I believe staff when they say that licenses were added to provide challenges to overcome and not to give WJF PCs more power. I also believe that it's possible that this did happen even if it wasn't the intent.
I am not against challenges to overcome. Though I do think it's important to constantly evaluate if the changes made to accomplish this are having the desired effect and to check what side effects come from it. I think that in a lot of cases these things help in some ways and hurt in others. And it's hard to see all the ways they impact the game with our perspectives.
For example, having licenses like medical and security licenses might encourage players to go earn them. However, the most common process of overcoming this challenge feels… boring to me. And while there are other ways, many of them force you onto certain paths or are too much work for the reward. Heck, some are things many players may never even consider!
At the same time, say there were no licenses, you might have other challenges. Maybe people start competing for business. Something that is harder to do when licensing might result in there not really being enough cyberdocs at any one time to compete for patients. So the challenge of competition might have been lessened in exchange for the challenge of getting licensed.
All this to say that it's never simple. I prefer more free form play where players have reason to compete with each other. Being each other's challenges. I'm less in favor of design choices that, often unintentionally, create well worn paths that many players have a hard time seeing past. That limit competition. And I don't think anyone will get these things right the first time. It's an iterative process.
I also respect that, while I prefer a cyperpunk landscape in which the corps exercise more power in many ways similar to what 0x1mm describes, that this might not be the world as staff sees it. Though I will also say that, in the past, staff has supported corporate first pushes.

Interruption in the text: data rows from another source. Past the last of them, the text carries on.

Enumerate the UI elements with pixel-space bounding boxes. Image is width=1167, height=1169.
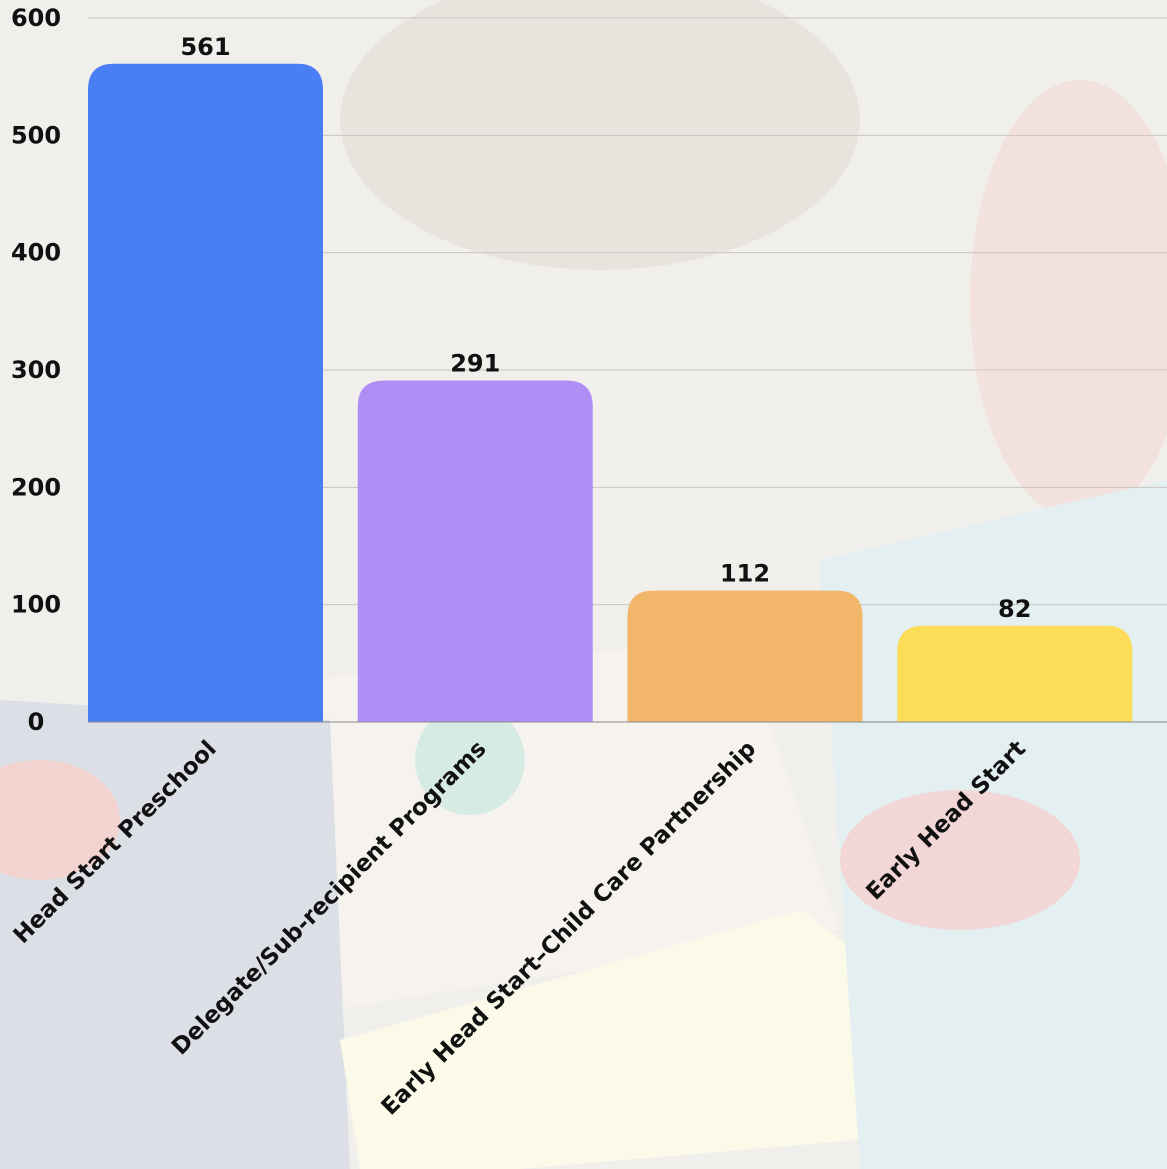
y-tick-label: 100 [11, 591, 61, 619]
y-tick-label: 0 [28, 708, 45, 736]
bar-value-label: 291 [450, 350, 500, 378]
bars: 561 291 112 82 [88, 33, 1133, 722]
x-axis: Head Start PreschoolDelegate/Sub-recipie… [9, 736, 1031, 1121]
y-tick-label: 300 [11, 356, 61, 384]
bar-3 [897, 625, 1133, 722]
y-axis: 0 100 200 300 400 500 600 [11, 4, 61, 736]
y-tick-label: 500 [11, 121, 61, 149]
bar-value-label: 561 [180, 33, 230, 61]
bar-2 [627, 590, 863, 722]
bar-1 [357, 380, 593, 722]
bar-0 [88, 63, 323, 722]
bar-value-label: 112 [720, 560, 770, 588]
bar-value-label: 82 [998, 595, 1031, 623]
x-tick-label: Early Head Start [861, 736, 1031, 906]
x-tick-label: Delegate/Sub-recipient Programs [167, 736, 491, 1060]
y-tick-label: 400 [11, 239, 61, 267]
y-tick-label: 600 [11, 4, 61, 32]
y-tick-label: 200 [11, 473, 61, 501]
x-tick-label: Head Start Preschool [9, 736, 222, 949]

The last corporate PC I played went out of his way to remind the WJF that they had no authority on his corp's property. He even trained his co-workers on corporate sovereignty and how to push back against the WJF as much as possible. How to handle Judges that were trying to exert authority over them in any way. Worked on ways to even work against WJF authority over his corp's employees when not on their corp's property.

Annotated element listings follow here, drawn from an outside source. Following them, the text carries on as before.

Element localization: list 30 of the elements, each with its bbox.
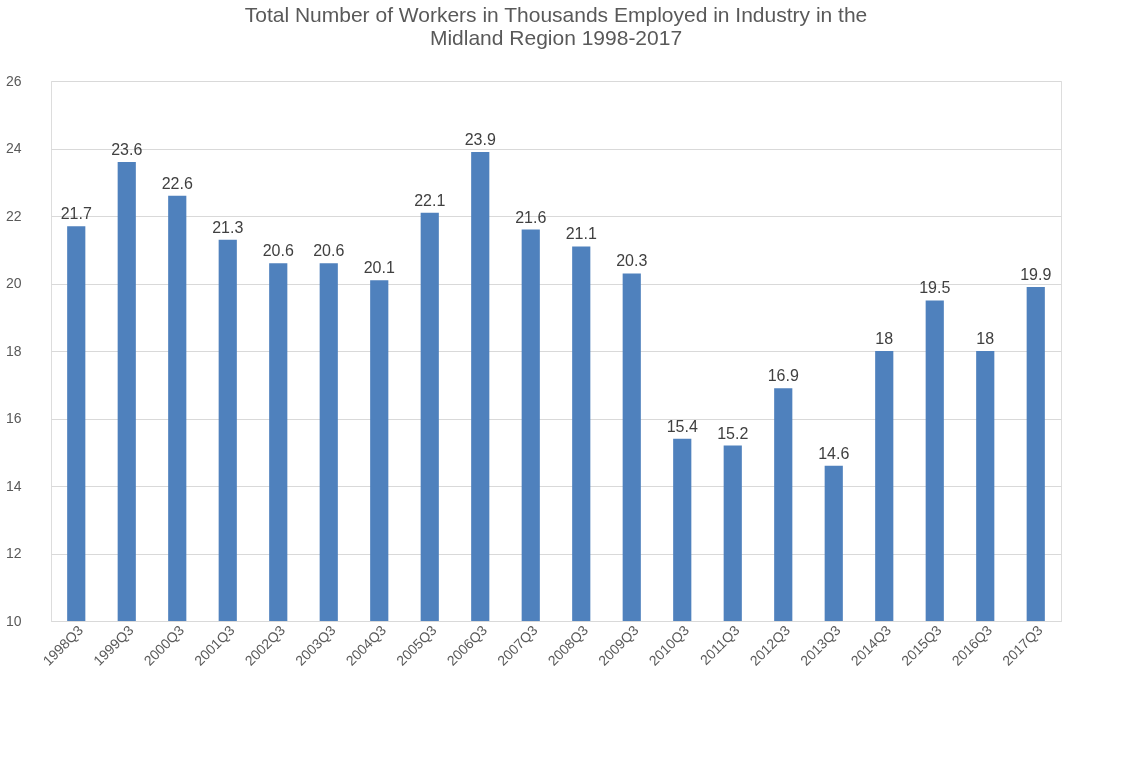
data-label: 21.7 xyxy=(60,205,92,223)
data-label: 21.1 xyxy=(565,225,597,243)
y-tick-label: 12 xyxy=(5,545,22,561)
data-label: 20.6 xyxy=(262,242,294,260)
data-label: 19.5 xyxy=(919,279,951,297)
chart-title: Total Number of Workers in Thousands Employed in Industry in the Midland Region 1998-2017 xyxy=(244,3,868,49)
data-label: 15.2 xyxy=(717,424,749,442)
data-label: 23.6 xyxy=(111,141,143,158)
y-tick-label: 10 xyxy=(5,612,22,629)
data-label: 22.6 xyxy=(161,174,193,192)
y-tick-label: 22 xyxy=(5,207,22,224)
data-label: 22.1 xyxy=(414,191,446,209)
y-tick-label: 14 xyxy=(5,477,22,494)
data-label: 15.4 xyxy=(666,417,698,435)
data-label: 20.6 xyxy=(313,242,345,260)
data-label: 19.9 xyxy=(1020,265,1052,283)
y-tick-label: 18 xyxy=(5,342,22,359)
data-label: 21.3 xyxy=(212,218,244,236)
y-tick-label: 16 xyxy=(5,410,22,426)
data-label: 16.9 xyxy=(767,367,799,385)
y-tick-label: 26 xyxy=(5,72,22,89)
data-label: 14.6 xyxy=(818,444,850,462)
data-label: 18 xyxy=(976,330,995,347)
y-tick-label: 24 xyxy=(5,140,22,156)
data-label: 20.3 xyxy=(616,252,648,270)
y-tick-label: 20 xyxy=(5,275,22,291)
data-label: 23.9 xyxy=(464,130,496,148)
data-label: 18 xyxy=(875,330,894,347)
data-label: 20.1 xyxy=(363,259,395,277)
data-label: 21.6 xyxy=(515,208,547,226)
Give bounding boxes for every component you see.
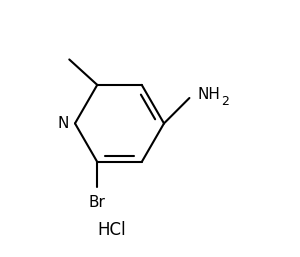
Text: NH: NH — [197, 87, 220, 102]
Text: Br: Br — [89, 195, 106, 210]
Text: HCl: HCl — [98, 221, 126, 239]
Text: 2: 2 — [221, 95, 229, 107]
Text: N: N — [57, 116, 69, 131]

Staff never had a problem with any of what I did at the time. Some even seemed to like it. And I am 90% sure this was after CPI was put in place. Things might have changed but I suspect that WJF power over all isn't as complete as it's commonly perceived and that staff are still open to such pushes.
It reminds me of gangs in the mix. As mixer PCs give authority to gangs by going along with and even spreading practices that are not in fact word of gang law, corporate PCs are often letting the WJF get away with things and thus empowering them even if it's not how the wider world really works. Often they might not have any clue it could be any other way.
Back to licenses though...
I am not saying that they have to go entirely. I wouldn't mind really but I am not going to be all that sad if they stay. I do think, however, that it's a good idea to review them and adjust. Look at how they impact things. Get player feedback to expand the limited perspective staff has (yes, staff too has a limited perspective). Adjust as needed. I think some fair points have been brought up and are worth considering seriously - even if staff comes to the conclusion that things are fine as they are.